Based on data from LexisNexis Risk Solutions’ Digital Identity Network, about 75% of the e-commerce transactions conducted in the EMEA region (Europe, Middle East and Africa) for the first half of 2020 were done using a mobile device such as a smartphone. However, in examining the fraud attacks during that same period of time, it was noted that only 51% had been committed using the mobile channel. This disparity has created a potential avenue for companies to identify digital fraud more quickly if it originated from a desktop or laptop.

By contrast in the other regions of the world, fraudsters more closely mirrored the channel mix of real transactions whether it was heavy in mobile, such as Latin America, or closer to a 60/40 desktop/mobile mix such as in North America.

“As consumers are doing more on their mobile devices, so are fraudsters doing more on mobile devices,” added Moody.
The U.S. Federal Trade Commission has reported that the number of fraud reports filed by consumers and businesses is down in the second quarter of 2020 by over 23% from the same quarter in 2019. The FTC logged 387,561 fraud report cases with a total loss of $416.3 million for the April-through-June 2020 time period.
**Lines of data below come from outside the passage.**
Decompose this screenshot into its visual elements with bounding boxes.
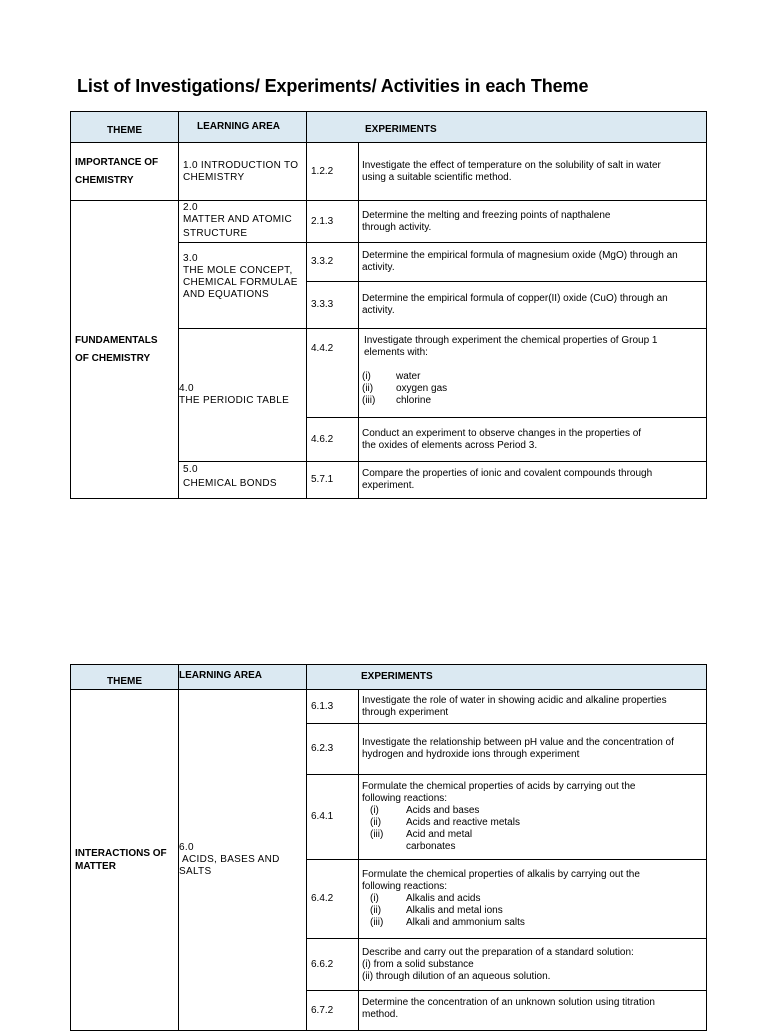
list-item: (i) water: [362, 371, 421, 382]
experiment-number: 1.2.2: [307, 143, 359, 201]
investigations-table-2: [70, 664, 707, 1031]
learning-area-5: 5.0 CHEMICAL BONDS: [179, 462, 307, 499]
theme-importance-of-chemistry: IMPORTANCE OF CHEMISTRY: [71, 143, 179, 201]
theme-fundamentals-of-chemistry: FUNDAMENTALS OF CHEMISTRY: [71, 201, 179, 499]
theme-interactions-of-matter: INTERACTIONS OF MATTER: [71, 690, 179, 1031]
learning-area-1: 1.0 INTRODUCTION TO CHEMISTRY: [179, 143, 307, 201]
experiment-number: 6.4.1: [307, 775, 359, 860]
experiment-number: 4.4.2: [307, 329, 359, 418]
experiment-number: 4.6.2: [307, 418, 359, 462]
learning-area-2: 2.0 MATTER AND ATOMIC STRUCTURE: [179, 201, 307, 243]
header-experiments: EXPERIMENTS: [307, 665, 707, 690]
header-experiments: EXPERIMENTS: [307, 112, 707, 143]
experiment-number: 6.7.2: [307, 991, 359, 1031]
experiment-description: Investigate the relationship between pH value and the concentration of hydrogen and hydroxide ions through experiment: [359, 724, 707, 775]
learning-area-6: 6.0 ACIDS, BASES AND SALTS: [179, 690, 307, 1031]
experiment-description: Determine the empirical formula of magnesium oxide (MgO) through an activity.: [359, 243, 707, 282]
list-item: (ii) oxygen gas: [362, 383, 448, 394]
experiment-number: 3.3.2: [307, 243, 359, 282]
experiment-description: Determine the concentration of an unknown solution using titration method.: [359, 991, 707, 1031]
experiment-number: 2.1.3: [307, 201, 359, 243]
header-theme: THEME: [71, 665, 179, 690]
header-learning-area: LEARNING AREA: [179, 665, 307, 690]
experiment-number: 3.3.3: [307, 282, 359, 329]
list-item: (ii) Acids and reactive metals: [370, 817, 520, 828]
list-item: (iii) Acid and metal: [370, 829, 473, 840]
experiment-description: Describe and carry out the preparation of a standard solution: (i) from a solid substance (ii) through dilution of an aqueous solution.: [359, 939, 707, 991]
experiment-number: 6.1.3: [307, 690, 359, 724]
page-title: List of Investigations/ Experiments/ Activities in each Theme: [77, 76, 589, 96]
learning-area-3: 3.0 THE MOLE CONCEPT, CHEMICAL FORMULAE AND EQUATIONS: [179, 243, 307, 329]
experiment-description: Formulate the chemical properties of acids by carrying out the following reactions: (i) Acids and bases (ii) Acids and reactive metals (iii) Acid and metal carbonates: [359, 775, 707, 860]
experiment-number: 6.6.2: [307, 939, 359, 991]
learning-area-4: 4.0 THE PERIODIC TABLE: [179, 329, 307, 462]
experiment-number: 6.2.3: [307, 724, 359, 775]
experiment-description: Determine the empirical formula of copper(II) oxide (CuO) through an activity.: [359, 282, 707, 329]
experiment-description: Investigate the role of water in showing acidic and alkaline properties through experiment: [359, 690, 707, 724]
experiment-number: 6.4.2: [307, 860, 359, 939]
list-item: carbonates: [406, 841, 456, 852]
header-learning-area: LEARNING AREA: [179, 112, 307, 143]
experiment-description: Investigate the effect of temperature on the solubility of salt in water using a suitable scientific method.: [359, 143, 707, 201]
experiment-description: Determine the melting and freezing points of napthalene through activity.: [359, 201, 707, 243]
experiment-number: 5.7.1: [307, 462, 359, 499]
list-item: (iii) chlorine: [362, 395, 432, 406]
list-item: (iii) Alkali and ammonium salts: [370, 917, 525, 928]
list-item: (i) Alkalis and acids: [370, 893, 481, 904]
investigations-table-1: [70, 111, 707, 499]
experiment-description: Conduct an experiment to observe changes in the properties of the oxides of elements across Period 3.: [359, 418, 707, 462]
header-theme: THEME: [71, 112, 179, 143]
list-item: (ii) Alkalis and metal ions: [370, 905, 503, 916]
list-item: (i) Acids and bases: [370, 805, 480, 816]
experiment-description: Investigate through experiment the chemical properties of Group 1 elements with: (i) water (ii) oxygen gas (iii) chlorine: [359, 329, 707, 418]
experiment-description: Formulate the chemical properties of alkalis by carrying out the following reactions: (i) Alkalis and acids (ii) Alkalis and metal ions (iii) Alkali and ammonium salts: [359, 860, 707, 939]
experiment-description: Compare the properties of ionic and covalent compounds through experiment.: [359, 462, 707, 499]
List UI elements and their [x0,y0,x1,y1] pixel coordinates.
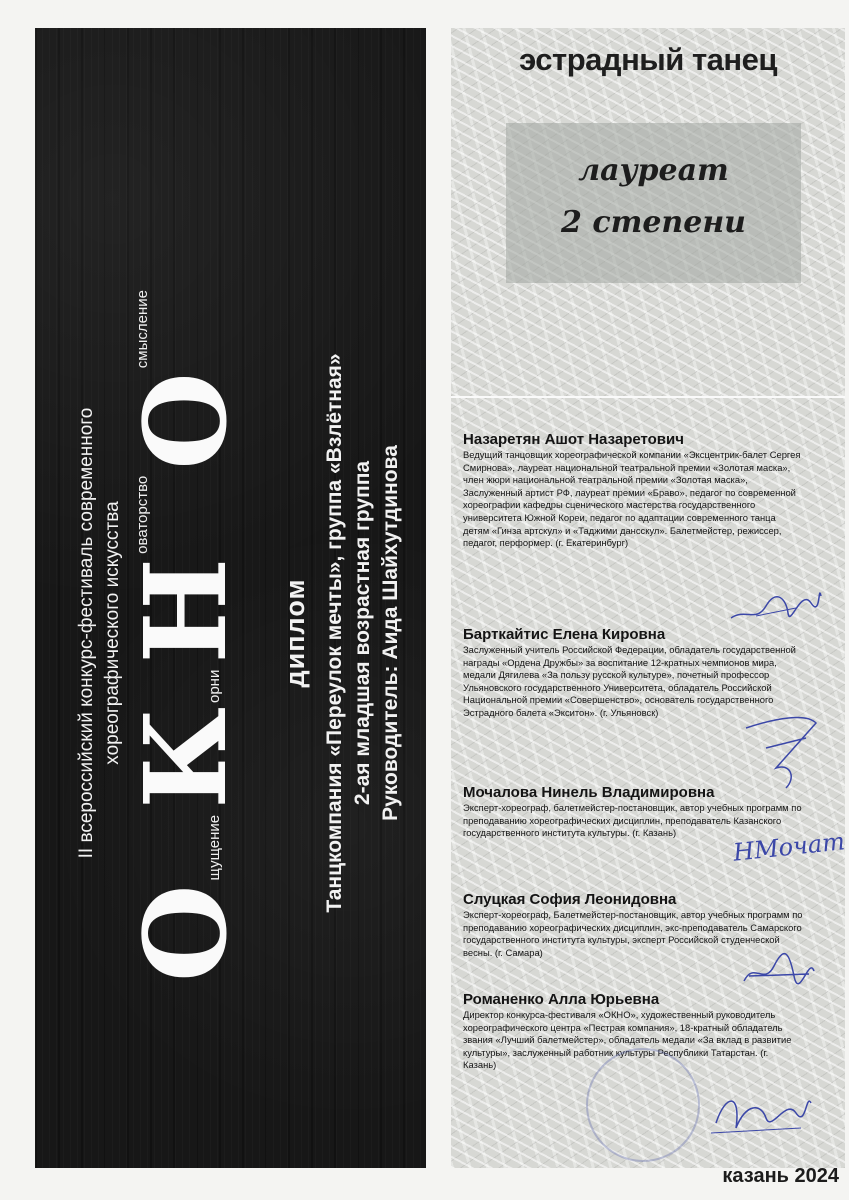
jury-member-description: Эксперт-хореограф, балетмейстер-постановщик, автор учебных программ по преподаванию хореографических дисциплин, преподаватель Казанского государственного института культуры. (г. Казань) [463,802,802,839]
award-title: лауреат [578,153,729,188]
city-year: казань 2024 [722,1165,839,1187]
award-degree: 2 степени [561,205,746,240]
jury-member-name: Слуцкая София Леонидовна [463,891,677,908]
jury-member-name: Романенко Алла Юрьевна [463,991,660,1008]
jury-member-name: Мочалова Нинель Владимировна [463,784,715,801]
logo-letter-n: Н [121,557,252,664]
participant-name: Танцкомпания «Переулок мечты», группа «Взлётная» [323,353,346,913]
logo-word4: смысление [134,290,151,369]
logo-letter-k: К [121,707,252,809]
festival-title-line1: II всероссийский конкурс-фестиваль современного [76,407,97,859]
signature-2 [736,708,826,798]
signature-5 [706,1073,816,1143]
document-type: диплом [280,578,310,688]
signature-3: НМочат [731,827,847,867]
award-box [506,123,801,283]
okno-logo [121,73,252,1168]
stamp-seal [586,1048,700,1162]
signature-1 [726,578,826,638]
jury-member-description: Ведущий танцовщик хореографической компании «Эксцентрик-балет Сергея Смирнова», лауреат национальной театральной премии «Золотая маска», член жюри национальной театральной премии «Золотая маска», Заслуженный артист РФ, лауреат премии «Браво», педагог по современной хореографии кафедры сценического мастерства государственного университета Южной Кореи, педагог по адаптации современного танца детям «Гинза артскул» и «Таджими дансскул». Балетмейстер, режиссер, педагог, перформер. (г. Екатеринбург) [463,449,801,549]
jury-member-description: Заслуженный учитель Российской Федерации, обладатель государственной награды «Ордена Дружбы» за воспитание 12-кратных чемпионов мира, медали Дягилева «За пользу русской культуре», почетный профессор Ульяновского государственного Университета, обладатель Российской Национальной премии «Совершенство», основатель государственного Эстрадного балета «Экситон». (г. Ульяновск) [463,644,796,718]
jury-member-name: Барткайтис Елена Кировна [463,626,666,643]
rotated-title-block [75,73,426,1168]
jury-member-description: Эксперт-хореограф, Балетмейстер-постановщик, автор учебных программ по преподаванию хореографических дисциплин, экс-преподаватель Самарского государственного института культуры, эксперт Российской студенческой весны. (г. Самара) [463,909,803,958]
logo-letter-o1: О [121,884,252,982]
jury-member-description: Директор конкурса-фестиваля «ОКНО», художественный руководитель хореографического центра «Пестрая компания», 18-кратный обладатель звания «Лучший балетмейстер», обладатель медали «За вклад в развитие культуры», заслуженный работник культуры Республики Татарстан. (г. Казань) [463,1009,792,1071]
signature-4 [739,946,819,996]
logo-word1: щущение [206,814,223,881]
left-dark-panel [35,28,426,1168]
age-group: 2-ая младшая возрастная группа [351,460,374,806]
right-textured-panel [451,28,845,1168]
genre-title: эстрадный танец [519,42,777,77]
leader-name: Руководитель: Аида Шайхутдинова [379,445,402,821]
divider-line [451,396,845,398]
logo-word2: орни [206,669,223,704]
logo-letter-o2: О [121,372,252,470]
festival-title-line2: хореографического искусства [102,501,123,765]
logo-word3: оваторство [134,475,151,554]
jury-member-name: Назаретян Ашот Назаретович [463,431,684,448]
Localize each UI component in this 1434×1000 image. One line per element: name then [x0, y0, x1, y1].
The median dollar loss was $200. About half of all fraud reports for the quarter were sourced from the four largest states by population — California, Texas, Florida and New York.

In comparison, for the April-through-June 2019 time period, there were a total of 497,111 fraud case reports filed. While the number of cases did come down in 2020, the dollar losses fell by only about 5%, to $416.3 million. The median dollar loss was $350.

In other words, while there may have been fewer fraud cases reported by Americans during the second quarter of 2020 compared to a year earlier, fraud losses were almost as high.
According to the FTC, the number of identity theft-related cases rose significantly in the second quarter of 2020 on a year-over year basis. There were 349,641 identity theft fraud cases during the April-through-June quarter of 2020, up by more than double’s last year’s second quarter tally of 165,072 ID theft cases.

Overall, the leading fraud type committed with ID theft was credit card fraud. However, since ID thefts are often committed by criminal gangs that operate in a particular geographic territory, the resulting fraud can be very localized. For example, the Seattle-Tacoma-Bellevue, Washington metropolitan region experienced a rash of ID thefts in the second quarter, amounting to 27,973 reports. Of this number, 22,534 were related to government documents and benefits fraud or about 80% of the cases. In fact, the Seattle area accounted for almost one third (29%) of the nation’s ID theft benefits fraud cases in the quarter.

In contrast, ID theft-related credit card fraud barely made the top five most common theft types for the Seattle metro area. For both the New York City-Jersey City, New Jersey region and the Los Angeles-Anaheim-Long Beach, California region, credit card fraud was the top ID theft-related fraud type reported in the quarter.